There wasn’t a more jawdropping set of numbers than this: Tennessee Titans, 14. Houston Texans 57. Yes, 57. The Texans just dropped a Heinz bottle on the Titans. 57 points.

Take away a pick-six and the Texans offense had 50 points against one of the nastiest, most physical defenses in the league. Deshaun Watson had five touchdowns, four through the air and one on the ground. Five touchdowns tied the NFL rookie touchdown record. He also threw for 283 yards. And he did it all in the first home start of his career.

All of which inspires the question: WHO THE HELL IS TOM SAVAGE?

And how the hell did that guy ever get the start ahead of Deshaun Watson back in Week 1?

Based on what we’ve seen from Watson in the last two weeks, Tom Savage must’ve been Tom Brady to keep Watson on the bench at the start of the season. My man Savage must’ve been just carving up the Texans defense in camp, because Watson is doing that to actual defenses in the regular season.

It’s clear that this is not the same Deshaun Watson who was playing in camp.

Don’t take it from me. Ask wideout DeAndre Hopkins: “He’s maturing more and more every day, not just on the field, but off the field. He’s doing things that [are] characteristics of a quarterback that wants to win everything, the ultimate goal. The way he carries himself — not just on the field, but off the field — the leadership mentality he has. Just the adjustments he can make on the field, going on the sideline, going out and correcting it. I haven’t had that in a while.”

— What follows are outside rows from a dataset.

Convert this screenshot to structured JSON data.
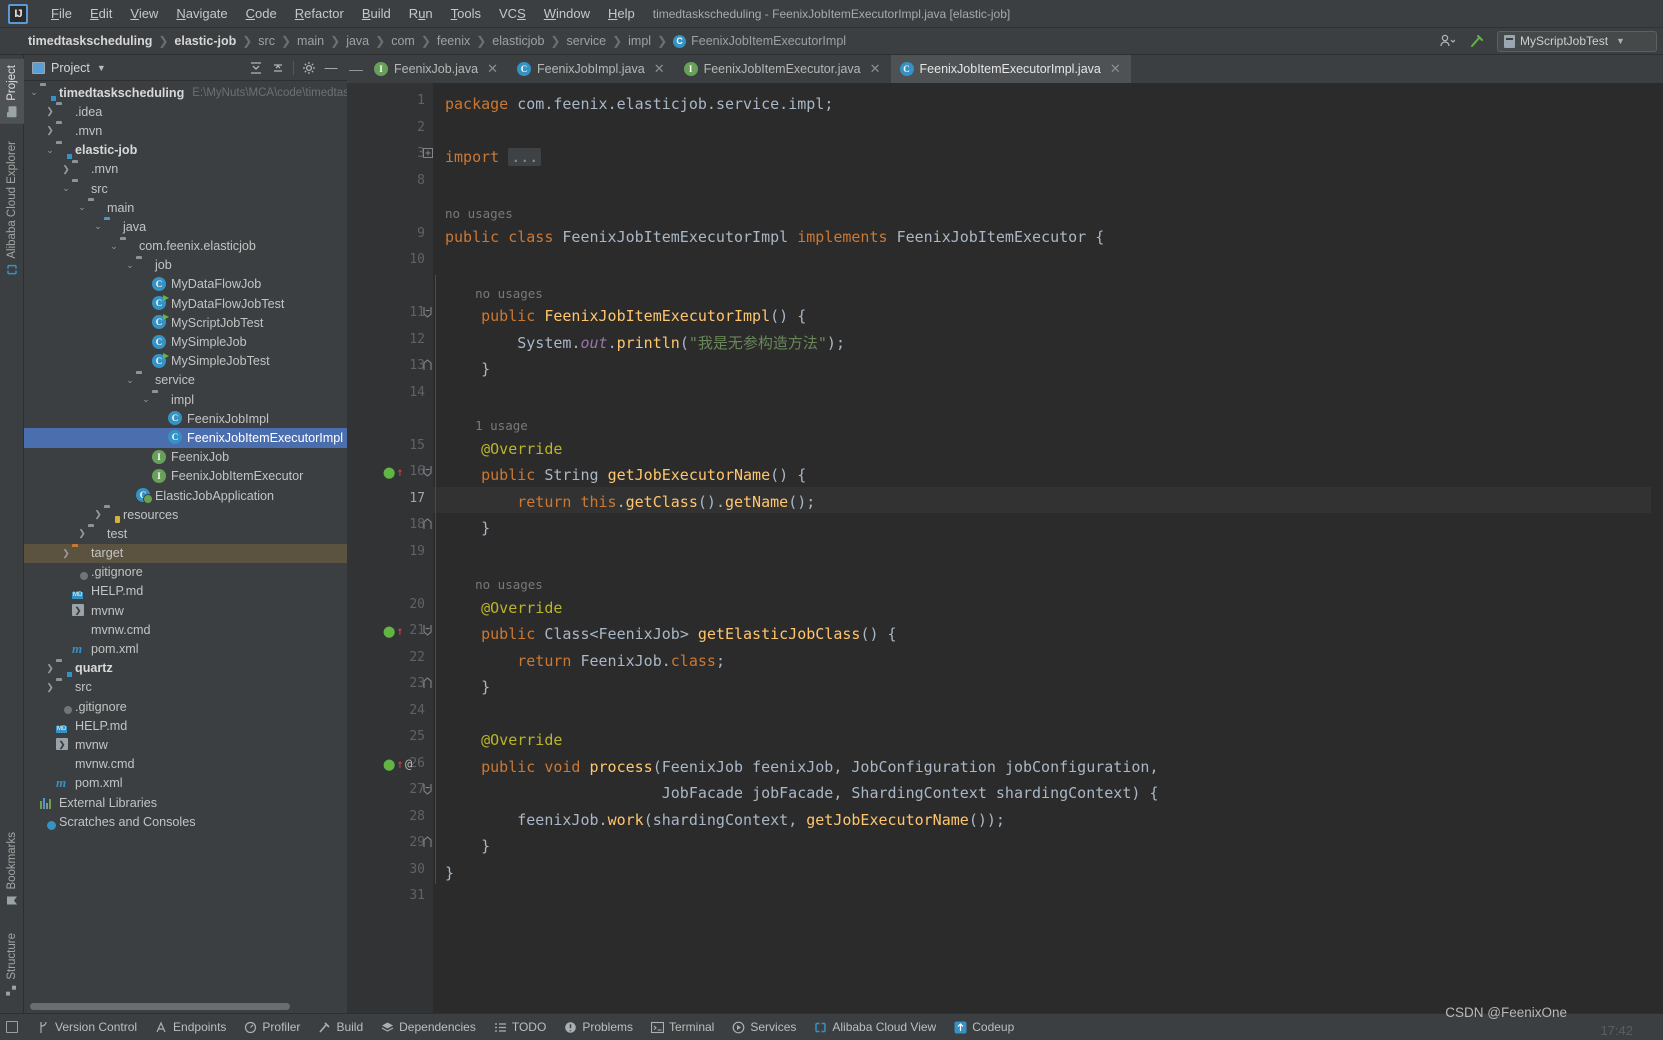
{
  "window": {
    "title": "timedtaskscheduling - FeenixJobItemExecutorImpl.java [elastic-job]",
    "logo": "IJ"
  },
  "menu": {
    "items": [
      "File",
      "Edit",
      "View",
      "Navigate",
      "Code",
      "Refactor",
      "Build",
      "Run",
      "Tools",
      "VCS",
      "Window",
      "Help"
    ]
  },
  "navbar": {
    "crumbs": [
      {
        "label": "timedtaskscheduling",
        "bold": true
      },
      {
        "label": "elastic-job",
        "bold": true
      },
      {
        "label": "src",
        "bold": false
      },
      {
        "label": "main",
        "bold": false
      },
      {
        "label": "java",
        "bold": false
      },
      {
        "label": "com",
        "bold": false
      },
      {
        "label": "feenix",
        "bold": false
      },
      {
        "label": "elasticjob",
        "bold": false
      },
      {
        "label": "service",
        "bold": false
      },
      {
        "label": "impl",
        "bold": false
      },
      {
        "label": "FeenixJobItemExecutorImpl",
        "bold": false,
        "icon": "class-icon"
      }
    ],
    "run_config": "MyScriptJobTest",
    "icons": [
      "user-avatar-icon",
      "build-hammer-icon"
    ]
  },
  "left_strip": {
    "top": [
      {
        "label": "Project",
        "icon": "project-folder-icon",
        "active": true
      },
      {
        "label": "Alibaba Cloud Explorer",
        "icon": "cloud-icon",
        "active": false
      }
    ],
    "bottom": [
      {
        "label": "Bookmarks",
        "icon": "bookmark-icon"
      },
      {
        "label": "Structure",
        "icon": "structure-icon"
      }
    ]
  },
  "project_panel": {
    "title": "Project",
    "actions": [
      "expand-all-icon",
      "collapse-all-icon",
      "settings-gear-icon",
      "hide-icon"
    ],
    "tree": [
      {
        "depth": 0,
        "arrow": "down",
        "icon": "module-icon",
        "label": "timedtaskscheduling",
        "bold": true,
        "path": "E:\\MyNuts\\MCA\\code\\timedtask"
      },
      {
        "depth": 1,
        "arrow": "right",
        "icon": "folder-icon",
        "label": ".idea"
      },
      {
        "depth": 1,
        "arrow": "right",
        "icon": "folder-icon",
        "label": ".mvn"
      },
      {
        "depth": 1,
        "arrow": "down",
        "icon": "module-icon",
        "label": "elastic-job",
        "bold": true
      },
      {
        "depth": 2,
        "arrow": "right",
        "icon": "folder-icon",
        "label": ".mvn"
      },
      {
        "depth": 2,
        "arrow": "down",
        "icon": "folder-icon",
        "label": "src"
      },
      {
        "depth": 3,
        "arrow": "down",
        "icon": "folder-icon",
        "label": "main"
      },
      {
        "depth": 4,
        "arrow": "down",
        "icon": "folder-source-icon",
        "label": "java"
      },
      {
        "depth": 5,
        "arrow": "down",
        "icon": "package-icon",
        "label": "com.feenix.elasticjob"
      },
      {
        "depth": 6,
        "arrow": "down",
        "icon": "package-icon",
        "label": "job"
      },
      {
        "depth": 7,
        "arrow": "none",
        "icon": "class-icon",
        "label": "MyDataFlowJob"
      },
      {
        "depth": 7,
        "arrow": "none",
        "icon": "class-test-icon",
        "label": "MyDataFlowJobTest"
      },
      {
        "depth": 7,
        "arrow": "none",
        "icon": "class-test-icon",
        "label": "MyScriptJobTest"
      },
      {
        "depth": 7,
        "arrow": "none",
        "icon": "class-icon",
        "label": "MySimpleJob"
      },
      {
        "depth": 7,
        "arrow": "none",
        "icon": "class-test-icon",
        "label": "MySimpleJobTest"
      },
      {
        "depth": 6,
        "arrow": "down",
        "icon": "package-icon",
        "label": "service"
      },
      {
        "depth": 7,
        "arrow": "down",
        "icon": "package-icon",
        "label": "impl"
      },
      {
        "depth": 8,
        "arrow": "none",
        "icon": "class-icon",
        "label": "FeenixJobImpl"
      },
      {
        "depth": 8,
        "arrow": "none",
        "icon": "class-icon",
        "label": "FeenixJobItemExecutorImpl",
        "selected": true
      },
      {
        "depth": 7,
        "arrow": "none",
        "icon": "interface-icon",
        "label": "FeenixJob"
      },
      {
        "depth": 7,
        "arrow": "none",
        "icon": "interface-icon",
        "label": "FeenixJobItemExecutor"
      },
      {
        "depth": 6,
        "arrow": "none",
        "icon": "spring-class-icon",
        "label": "ElasticJobApplication"
      },
      {
        "depth": 4,
        "arrow": "right",
        "icon": "folder-resources-icon",
        "label": "resources"
      },
      {
        "depth": 3,
        "arrow": "right",
        "icon": "folder-icon",
        "label": "test"
      },
      {
        "depth": 2,
        "arrow": "right",
        "icon": "folder-target-icon",
        "label": "target",
        "highlight": true
      },
      {
        "depth": 2,
        "arrow": "none",
        "icon": "gitignore-icon",
        "label": ".gitignore"
      },
      {
        "depth": 2,
        "arrow": "none",
        "icon": "markdown-icon",
        "label": "HELP.md"
      },
      {
        "depth": 2,
        "arrow": "none",
        "icon": "shell-script-icon",
        "label": "mvnw"
      },
      {
        "depth": 2,
        "arrow": "none",
        "icon": "cmd-file-icon",
        "label": "mvnw.cmd"
      },
      {
        "depth": 2,
        "arrow": "none",
        "icon": "maven-icon",
        "label": "pom.xml"
      },
      {
        "depth": 1,
        "arrow": "right",
        "icon": "module-icon",
        "label": "quartz",
        "bold": true
      },
      {
        "depth": 1,
        "arrow": "right",
        "icon": "folder-icon",
        "label": "src"
      },
      {
        "depth": 1,
        "arrow": "none",
        "icon": "gitignore-icon",
        "label": ".gitignore"
      },
      {
        "depth": 1,
        "arrow": "none",
        "icon": "markdown-icon",
        "label": "HELP.md"
      },
      {
        "depth": 1,
        "arrow": "none",
        "icon": "shell-script-icon",
        "label": "mvnw"
      },
      {
        "depth": 1,
        "arrow": "none",
        "icon": "cmd-file-icon",
        "label": "mvnw.cmd"
      },
      {
        "depth": 1,
        "arrow": "none",
        "icon": "maven-icon",
        "label": "pom.xml"
      },
      {
        "depth": 0,
        "arrow": "none",
        "icon": "external-libraries-icon",
        "label": "External Libraries"
      },
      {
        "depth": 0,
        "arrow": "none",
        "icon": "scratches-icon",
        "label": "Scratches and Consoles"
      }
    ]
  },
  "editor": {
    "tabs": [
      {
        "label": "FeenixJob.java",
        "icon": "interface-icon",
        "active": false
      },
      {
        "label": "FeenixJobImpl.java",
        "icon": "class-icon",
        "active": false
      },
      {
        "label": "FeenixJobItemExecutor.java",
        "icon": "interface-icon",
        "active": false
      },
      {
        "label": "FeenixJobItemExecutorImpl.java",
        "icon": "class-icon",
        "active": true
      }
    ],
    "line_numbers": [
      "1",
      "2",
      "3",
      "8",
      "9",
      "10",
      "11",
      "12",
      "13",
      "14",
      "15",
      "16",
      "17",
      "18",
      "19",
      "20",
      "21",
      "22",
      "23",
      "24",
      "25",
      "26",
      "27",
      "28",
      "29",
      "30",
      "31"
    ],
    "code_lines": [
      {
        "num": "1",
        "text": "package com.feenix.elasticjob.service.impl;"
      },
      {
        "num": "3",
        "text": "import ..."
      },
      {
        "num": "9",
        "text": "public class FeenixJobItemExecutorImpl implements FeenixJobItemExecutor {",
        "hint": "no usages"
      },
      {
        "num": "11",
        "text": "    public FeenixJobItemExecutorImpl() {",
        "hint": "no usages"
      },
      {
        "num": "12",
        "text": "        System.out.println(\"我是无参构造方法\");"
      },
      {
        "num": "13",
        "text": "    }"
      },
      {
        "num": "15",
        "text": "    @Override",
        "hint": "1 usage"
      },
      {
        "num": "16",
        "text": "    public String getJobExecutorName() {"
      },
      {
        "num": "17",
        "text": "        return this.getClass().getName();"
      },
      {
        "num": "18",
        "text": "    }"
      },
      {
        "num": "20",
        "text": "    @Override",
        "hint": "no usages"
      },
      {
        "num": "21",
        "text": "    public Class<FeenixJob> getElasticJobClass() {"
      },
      {
        "num": "22",
        "text": "        return FeenixJob.class;"
      },
      {
        "num": "23",
        "text": "    }"
      },
      {
        "num": "25",
        "text": "    @Override"
      },
      {
        "num": "26",
        "text": "    public void process(FeenixJob feenixJob, JobConfiguration jobConfiguration,"
      },
      {
        "num": "27",
        "text": "                        JobFacade jobFacade, ShardingContext shardingContext) {"
      },
      {
        "num": "28",
        "text": "        feenixJob.work(shardingContext, getJobExecutorName());"
      },
      {
        "num": "29",
        "text": "    }"
      },
      {
        "num": "30",
        "text": "}"
      }
    ],
    "string_literal": "我是无参构造方法",
    "caret_line": 17
  },
  "status_bar": {
    "buttons": [
      {
        "label": "Version Control",
        "icon": "branch-icon"
      },
      {
        "label": "Endpoints",
        "icon": "endpoints-icon"
      },
      {
        "label": "Profiler",
        "icon": "profiler-icon"
      },
      {
        "label": "Build",
        "icon": "hammer-icon"
      },
      {
        "label": "Dependencies",
        "icon": "layers-icon"
      },
      {
        "label": "TODO",
        "icon": "list-icon"
      },
      {
        "label": "Problems",
        "icon": "warning-icon"
      },
      {
        "label": "Terminal",
        "icon": "terminal-icon"
      },
      {
        "label": "Services",
        "icon": "services-icon"
      },
      {
        "label": "Alibaba Cloud View",
        "icon": "cloud-icon"
      },
      {
        "label": "Codeup",
        "icon": "codeup-icon"
      }
    ],
    "watermark": "CSDN @FeenixOne",
    "clock": "17:42"
  },
  "colors": {
    "accent": "#4b6eaf",
    "keyword": "#cc7832",
    "string": "#6a8759",
    "annotation": "#bbb529",
    "method": "#ffc66d",
    "text": "#a9b7c6",
    "editor_bg": "#2b2b2b",
    "panel_bg": "#3c3f41"
  }
}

You haven’t had that in a while and nobody’s seen that kind of improvement in a while. I mean if this guy really wasn’t good enough to beat out TOM FREAKING SAVAGE in camp and now he’s lighting up the Titans weeks later, he’s improving at lightning speed.

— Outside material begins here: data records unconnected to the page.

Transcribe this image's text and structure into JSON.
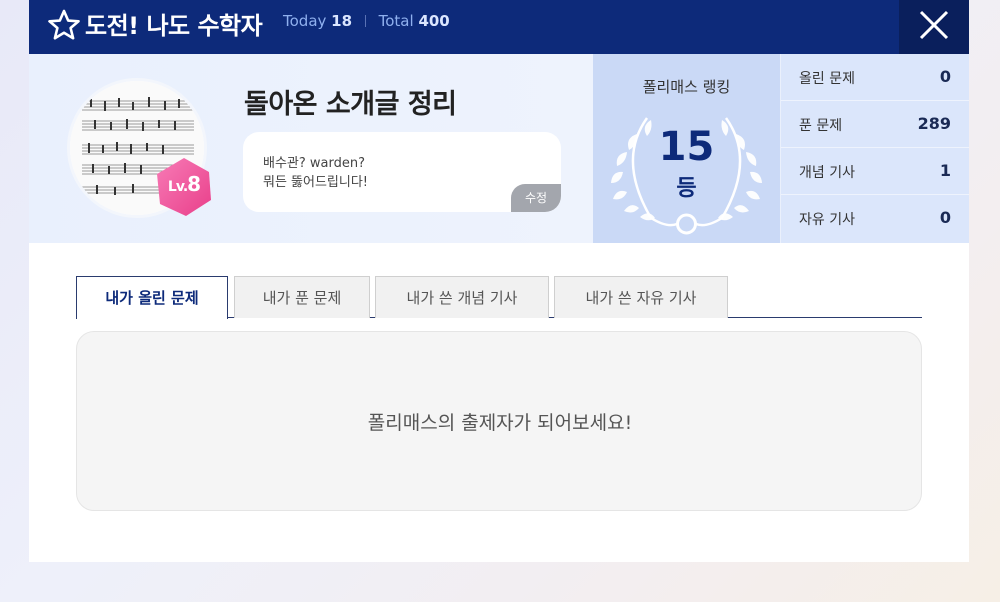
{
  "header": {
    "title": "도전! 나도 수학자",
    "today_label": "Today",
    "today_value": "18",
    "total_label": "Total",
    "total_value": "400",
    "close_icon": "close-icon",
    "star_icon": "star-icon"
  },
  "profile": {
    "username": "돌아온 소개글 정리",
    "level_prefix": "Lv.",
    "level_value": "8",
    "intro_line1": "배수관? warden?",
    "intro_line2": "뭐든 뚫어드립니다!",
    "edit_label": "수정",
    "avatar_icon": "sheet-music-image"
  },
  "ranking": {
    "label": "폴리매스 랭킹",
    "rank": "15",
    "unit": "등"
  },
  "stats": [
    {
      "label": "올린 문제",
      "value": "0"
    },
    {
      "label": "푼 문제",
      "value": "289"
    },
    {
      "label": "개념 기사",
      "value": "1"
    },
    {
      "label": "자유 기사",
      "value": "0"
    }
  ],
  "tabs": [
    {
      "label": "내가 올린 문제",
      "active": true
    },
    {
      "label": "내가 푼 문제",
      "active": false
    },
    {
      "label": "내가 쓴 개념 기사",
      "active": false
    },
    {
      "label": "내가 쓴 자유 기사",
      "active": false
    }
  ],
  "content": {
    "empty_message": "폴리매스의 출제자가 되어보세요!"
  },
  "colors": {
    "header_bg": "#0d2a7a",
    "rank_bg": "#cad9f6",
    "level_badge": "#f0559a"
  }
}
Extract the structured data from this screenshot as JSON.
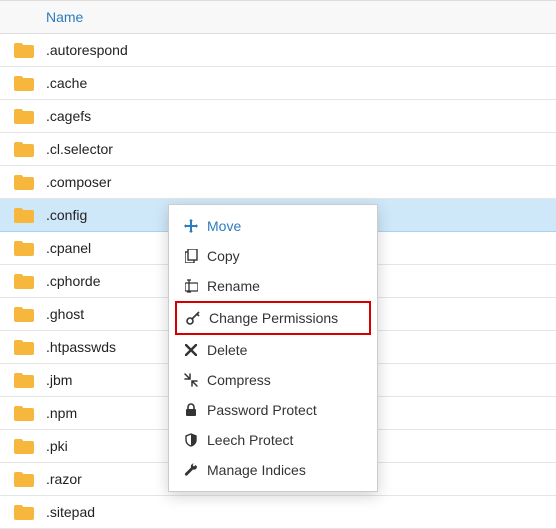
{
  "header": {
    "name": "Name"
  },
  "files": [
    {
      "name": ".autorespond"
    },
    {
      "name": ".cache"
    },
    {
      "name": ".cagefs"
    },
    {
      "name": ".cl.selector"
    },
    {
      "name": ".composer"
    },
    {
      "name": ".config",
      "selected": true
    },
    {
      "name": ".cpanel"
    },
    {
      "name": ".cphorde"
    },
    {
      "name": ".ghost"
    },
    {
      "name": ".htpasswds"
    },
    {
      "name": ".jbm"
    },
    {
      "name": ".npm"
    },
    {
      "name": ".pki"
    },
    {
      "name": ".razor"
    },
    {
      "name": ".sitepad"
    }
  ],
  "menu": {
    "move": "Move",
    "copy": "Copy",
    "rename": "Rename",
    "change_permissions": "Change Permissions",
    "delete": "Delete",
    "compress": "Compress",
    "password_protect": "Password Protect",
    "leech_protect": "Leech Protect",
    "manage_indices": "Manage Indices"
  }
}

I would say that this is the same Texans team that got humiliated by the Jags in Week 1, but they aren’t. It’s most of the same players and it’s the same season, but this is not the same team. Watson has changed not only the production, but the mindset of this group.

As Hopkins points out, “The way we practice, the way we go about things every day — not just on the field, but off the field — our mindset is we’re going to score every time we touch the ball or it’s a disappointment.” The team that couldn’t get out of its way against Jacksonville is disappointed when they don’t score now.

This was a team that was built to win with its defense, now its defense can’t even get on the field. Jadeveon Clowney didn’t even know what to do with himself: “We usually play in a lot of snaps on defense, but this game we didn’t get to play too many snaps. I think I was on the sidelines like hollering at the coach one time like, ‘Man, I’m not on the field enough.’ He was like, ‘Nobody’s on the field right now.’”

J.J. Watt was equally confused: “It makes life a lot easier. It’s a beautiful thing to watch. It’s nice to be able to sit back on the bench and just watch the offense move the ball down the field. I’m very excited to obviously be able to put up a performance like that. If they want to score 57 every week, that’s fine by me. I’ll take it.”

The Texans had the ball for nearly 40 minutes yesterday and that was against a smashmouth, ball-control team. Of course the game got out of control early and the Titans lost Marcus Mariota, but this wasn’t supposed to happen. You aren’t supposed to score nearly 60 on the Titans, or have the ball for 40 minutes against them, and you definitely aren’t supposed to do that with a rookie quarterback making his first home start. But the Texans did that and Deshaun Watson did that. And if they can do that, what can’t they do?